Communicating Our Faults
We stand to gain a lot of knowledge about each other; when we are talking about the things we are often too embarrassed to discuss. The more we can connect with others… on the tough things in life; the more we can learn about ourselves and the ones around us. Learning about our hardships with other people and through other people can be liberating feeling. The ability to see our hardships and faults in others helps us begin to connect and feel less alienated. Most of us want to be free from the things we see as faults. However we are so ashamed to admit them we don’t know how to express them comfortably. We must realize that the comfort comes after we express them and connect with others. The more we refuse to communicate… the things that we are embarrassed by; the more uncomfortable we start to become as a direct correlation.
It’s not easy opening up to others about our problems. Sometimes the people we open up to use it against us. These unfortunate situations create doubt that opening up and communicating our faults is a good idea all together. It is difficult but you must be smart and calculated about who you are opening up to. Build a relationship with people, get to know them so you can find a middle ground for communication. Some people are simply not ready to talk about the deep sincere things you are. That is sufficient and perfectly normal, every person is on a different path… so not all of your faults will be comparable. People have different experiences with life altogether. A lot of times this is why it is best to get to know them and find out where you can learn from each other. Identify where you can relate and where you don’t relate to build communication and trust. Of course this is not the end all be all. There are people we meet and click with immediately. This breaks us free of restriction to communicate with each other on deep topics. You will have to learn how to decide these things through experience, on a person to person basis.

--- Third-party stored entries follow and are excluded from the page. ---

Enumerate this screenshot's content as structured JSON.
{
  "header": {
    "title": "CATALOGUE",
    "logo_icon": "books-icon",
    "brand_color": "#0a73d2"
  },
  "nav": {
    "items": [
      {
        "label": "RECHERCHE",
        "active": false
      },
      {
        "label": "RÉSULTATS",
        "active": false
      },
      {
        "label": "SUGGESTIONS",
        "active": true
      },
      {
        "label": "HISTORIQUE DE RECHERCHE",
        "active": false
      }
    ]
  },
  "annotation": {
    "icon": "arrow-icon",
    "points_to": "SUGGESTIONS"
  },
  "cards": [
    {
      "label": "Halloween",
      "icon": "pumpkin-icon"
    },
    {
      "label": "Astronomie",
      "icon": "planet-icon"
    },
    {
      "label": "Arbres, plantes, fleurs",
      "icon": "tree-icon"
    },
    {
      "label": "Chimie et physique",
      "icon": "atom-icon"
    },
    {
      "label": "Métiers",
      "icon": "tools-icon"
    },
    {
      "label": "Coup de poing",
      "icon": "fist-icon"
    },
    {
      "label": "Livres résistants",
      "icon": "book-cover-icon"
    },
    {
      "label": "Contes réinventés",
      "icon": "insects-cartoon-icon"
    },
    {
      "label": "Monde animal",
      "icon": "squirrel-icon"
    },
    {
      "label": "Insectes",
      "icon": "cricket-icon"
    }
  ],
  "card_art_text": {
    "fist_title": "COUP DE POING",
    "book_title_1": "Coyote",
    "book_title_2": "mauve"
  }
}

Once you build a relationship with someone and the trust becomes real, you can begin to discuss your faults on an intimate level. Whether it be in months or overnight you can open up and understand one another. As your faults start to unfold through communication you will heal and subsequently heal the ones around you. The best part about nurturing one another is we create a surreal feeling of comfort. Being comfortable with one another allows us to become both the teacher and the student in these situations. If we close up and are guarded we don’t really learn from each other, we tend to judge more than we communicate. In the end we are much more alike than we are different. The faults you see in yourself are most of the time the same faults others see in themselves. Hiding these things from each other does no one any good. Whether you can see it or not… liberation from our most disturbing thoughts comes with understanding them and working to change them. You can’t learn to understand these things stuck inside your head all day and night. You can’t change any of your faults without communicating them. You need to see these things from another point of view, not just the way you see them. There is no better way of doing that then communicating with the ones that care to understand you.